Llegó al Gobierno en 2004, en pleno ciclo expansivo de la economía y con un entorno europeo y mundial de prosperidad. Con tasas de crecimiento superiores al 3,5 por ciento no hay gobernante malo. Su primer gran error fue creer que el crecimiento económico de España era algo sólido y estructural, cuando en realidad era un espejismo. La construcción de un millón de viviendas al año, más que en toda la Unión Europea junta, propició un pleno empleo coyuntural. Cualquier persona sensata sabía que más pronto que tarde la burbuja se pincharía. Crecíamos en
PIB
el doble que Europa y perdíamos cada año competitividad respecto a nuestro entorno. Lejos de prepararse para la que se avecinaba en su segunda legislatura, Zapatero hablaba de Champions League, de que habíamos alcanzado a Italia y a Francia y teníamos a tiro de piedra a los alemanes. Lo creía realmente.

Ser presidente de España no es cualquier cosa. Para llegar a ese cargo se requieren muchas virtudes, experiencia y bagaje, entre otras cosas. Rodríguez Zapatero llegó a la Presidencia en 2004 sin esperarlo y con un currículum exento de medallas ganadas en el campo de batalla.

Yo llegué a la Presidencia de Cantabria en 2003 con sesenta años y el trasero pelado de andar en jaulas. Trabajé en la Bolsa, doce años como director de banco, veinte de profesor en la Universidad, ocho de vicepresidente y consejero de Obras Públicas… Alguna vez he pensado qué habría pensado si me cae a mí la responsabilidad de gobernar Cantabria con cuarenta años… Seguro que hubiese sido un desastre. Todo tiene su tiempo.
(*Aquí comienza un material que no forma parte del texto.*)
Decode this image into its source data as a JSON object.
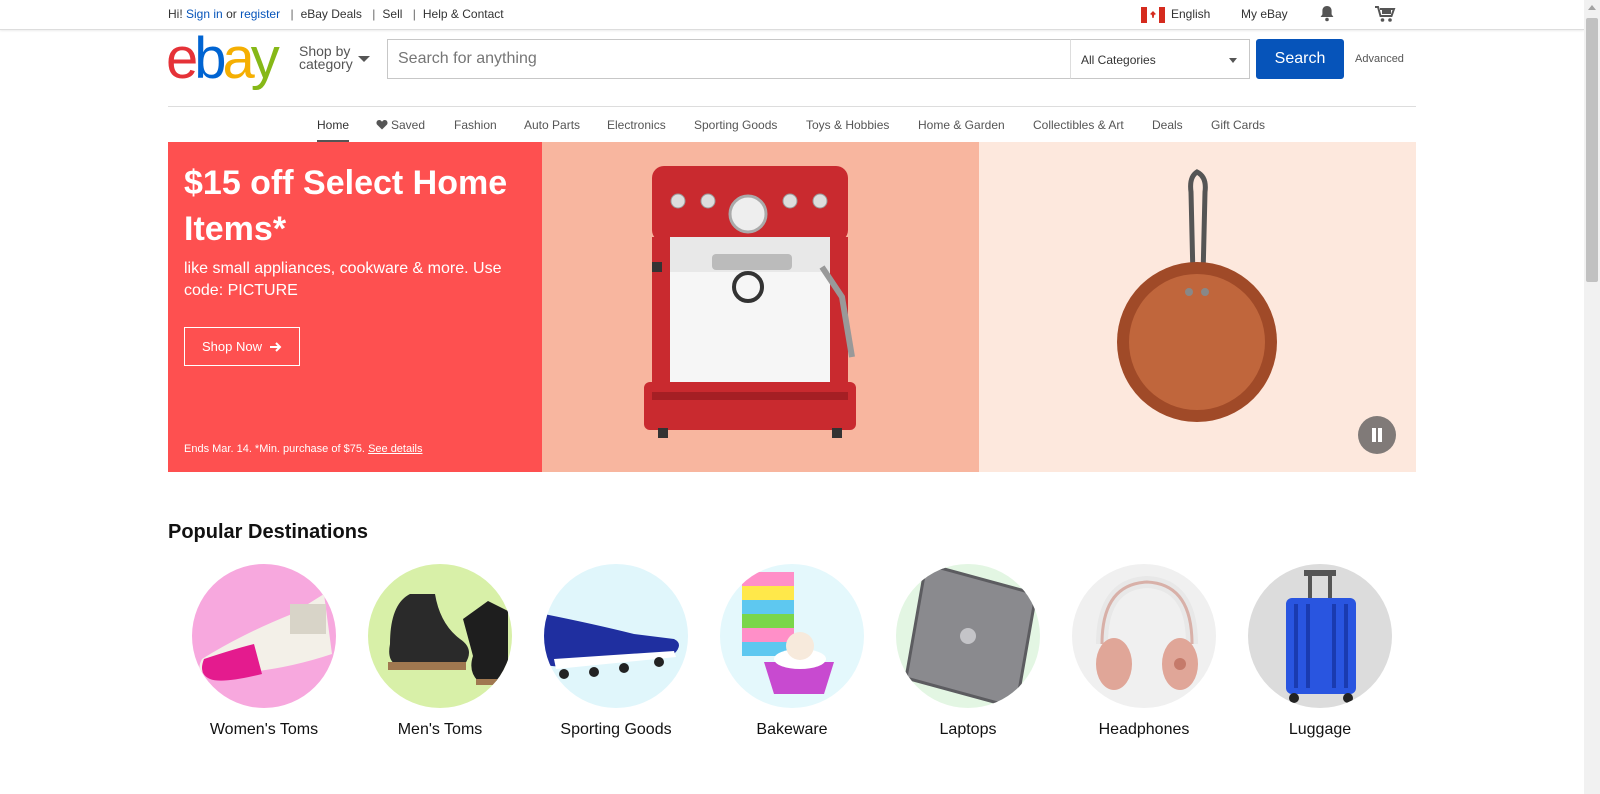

Cuando alguien asume una responsabilidad de tal envergadura y no tiene experiencia, solo cabe una solución para paliar las carencias: rodearse de los mejores. Y aquí, a mi juicio, cometió su segundo gran error. Demasiado mediocre a su alrededor. En una de las reuniones que tuve con él le llegué a decir que a alguno de sus ministros yo no los tendría en el Gobierno de Cantabria ni de listeros. Me pidió que le diera nombres, cosa que no hice. Ahora sí le diría que personas como José Blanco, otro con gran experiencia en la lucha por la vida, hunden la credibilidad de cualquier institución.

Hay mucha literatura sobre quiénes han sido las personas que realmente han influido en las decisiones del presidente, quiénes eran sus asesores. Hay quien dice que escuchaba, pero no hacía caso a nadie. Otros piensan que era preso de amigos poco cualificados.
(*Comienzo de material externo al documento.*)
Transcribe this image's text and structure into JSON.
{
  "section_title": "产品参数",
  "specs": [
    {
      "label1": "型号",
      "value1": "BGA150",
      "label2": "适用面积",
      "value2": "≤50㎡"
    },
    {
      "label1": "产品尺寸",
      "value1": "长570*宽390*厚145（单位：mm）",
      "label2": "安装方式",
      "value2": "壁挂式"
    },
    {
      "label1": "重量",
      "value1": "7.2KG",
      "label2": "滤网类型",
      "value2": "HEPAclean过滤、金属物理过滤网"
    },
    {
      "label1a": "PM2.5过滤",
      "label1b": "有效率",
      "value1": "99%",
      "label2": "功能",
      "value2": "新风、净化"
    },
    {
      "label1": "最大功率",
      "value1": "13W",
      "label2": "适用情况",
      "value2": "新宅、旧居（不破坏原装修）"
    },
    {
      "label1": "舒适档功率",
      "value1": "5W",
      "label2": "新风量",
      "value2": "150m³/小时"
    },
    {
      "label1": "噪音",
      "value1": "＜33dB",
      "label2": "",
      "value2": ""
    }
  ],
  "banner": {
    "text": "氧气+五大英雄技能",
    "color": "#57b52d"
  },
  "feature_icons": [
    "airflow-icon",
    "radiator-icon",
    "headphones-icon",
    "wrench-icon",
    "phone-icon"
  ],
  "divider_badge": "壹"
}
En el verano de 2007, Pancho Pérez, cántabro y fundador junto a Jesús de Polanco del grupo Prisa, me invitó a un almuerzo. Pancho poseía una gran casona cántabra en el pueblo de Barcenillas. Uno de los actos más relevantes del veraneo en mi tierra era el cocido montañés que daba en agosto, en una carpa instalada en la finca de su casa. Se decía en Cantabria que quien no iba invitado a ese cocido no estaba en el ranking. Reunía a unas trescientas personas, que iban desde la familia Botín a exministros, pasando por condes, marqueses y periodistas de tronío, como Javier Pradera, Miguel Ángel Aguilar o Joaquín Estefanía. Como presidente del Gobierno de Cantabria, participé de seis cocidos en la mesa presidencial.
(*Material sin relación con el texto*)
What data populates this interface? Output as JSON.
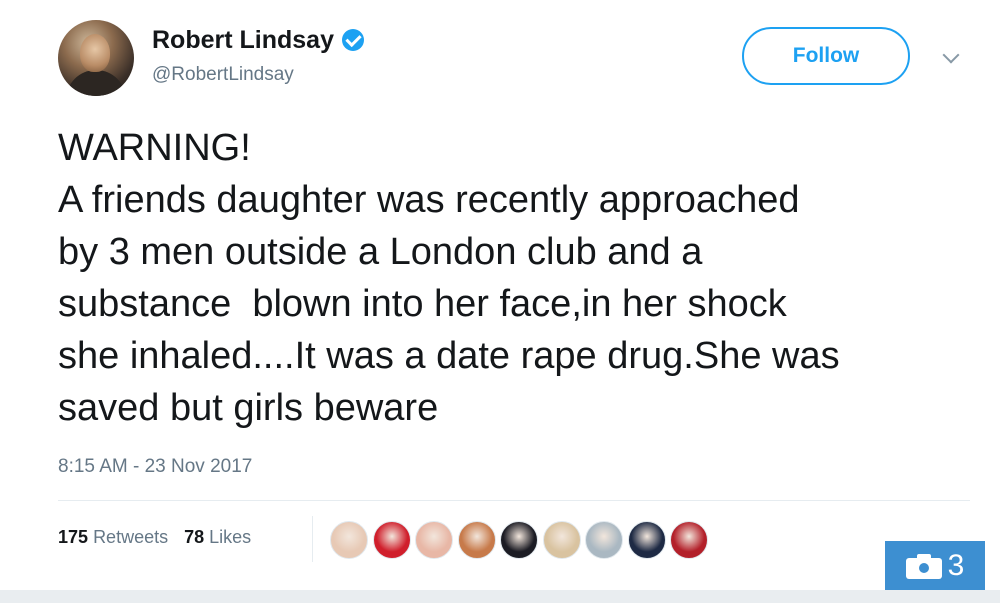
{
  "user": {
    "display_name": "Robert Lindsay",
    "handle": "@RobertLindsay"
  },
  "follow_label": "Follow",
  "tweet": {
    "text": "WARNING!\nA friends daughter was recently approached\nby 3 men outside a London club and a\nsubstance  blown into her face,in her shock\nshe inhaled....It was a date rape drug.She was\nsaved but girls beware",
    "timestamp": "8:15 AM - 23 Nov 2017"
  },
  "stats": {
    "retweets_count": "175",
    "retweets_label": "Retweets",
    "likes_count": "78",
    "likes_label": "Likes"
  },
  "likers": [
    {
      "icon": "liker-avatar-1",
      "color": "#e7c9b5"
    },
    {
      "icon": "liker-avatar-2",
      "color": "#d01f2c"
    },
    {
      "icon": "liker-avatar-3",
      "color": "#e8b7a6"
    },
    {
      "icon": "liker-avatar-4",
      "color": "#c77a4a"
    },
    {
      "icon": "liker-avatar-5",
      "color": "#1c1c24"
    },
    {
      "icon": "liker-avatar-6",
      "color": "#d9c3a0"
    },
    {
      "icon": "liker-avatar-7",
      "color": "#aab8c2"
    },
    {
      "icon": "liker-avatar-8",
      "color": "#1e2a44"
    },
    {
      "icon": "liker-avatar-9",
      "color": "#b3202a"
    }
  ],
  "photo_badge": {
    "icon": "camera-icon",
    "count": "3",
    "color": "#3d8fd1"
  },
  "colors": {
    "accent": "#1da1f2",
    "secondary_text": "#657786",
    "verified": "#1da1f2"
  }
}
Pancho Pérez era un hombre con mucha retranca. Conocedor de su poderío económico y mediático, era escuchado con mucha atención. Sentados a la mesa y para expectación de todos me dice:

—Presidente, ¿ya has visitado al que manda?

—Sí, en diciembre —le respondí.

—¿Pero al que manda, manda? —insistió.

—Pues sí, supongo que hablas de Zapatero.

—¿Pero en qué mundo vives Revilla?, ese no es el que manda.

—¿Quién es entonces, el rey?

—Que no, hombre. El que manda es Miguel Barroso.

Me sonaba el nombre pero no estaba seguro de quién era.

—¿El de don Algodón? —pregunté.

—No, el marido de Carme Chacón. Cuando quieras algo, pasa antes a verle. Zapatero hace lo que dice Miguel Barroso.

Luego tuve la oportunidad de conocer en profundidad a Miguel Barroso y puedo asegurar que no era para nada el inspirador de las políticas de Zapatero.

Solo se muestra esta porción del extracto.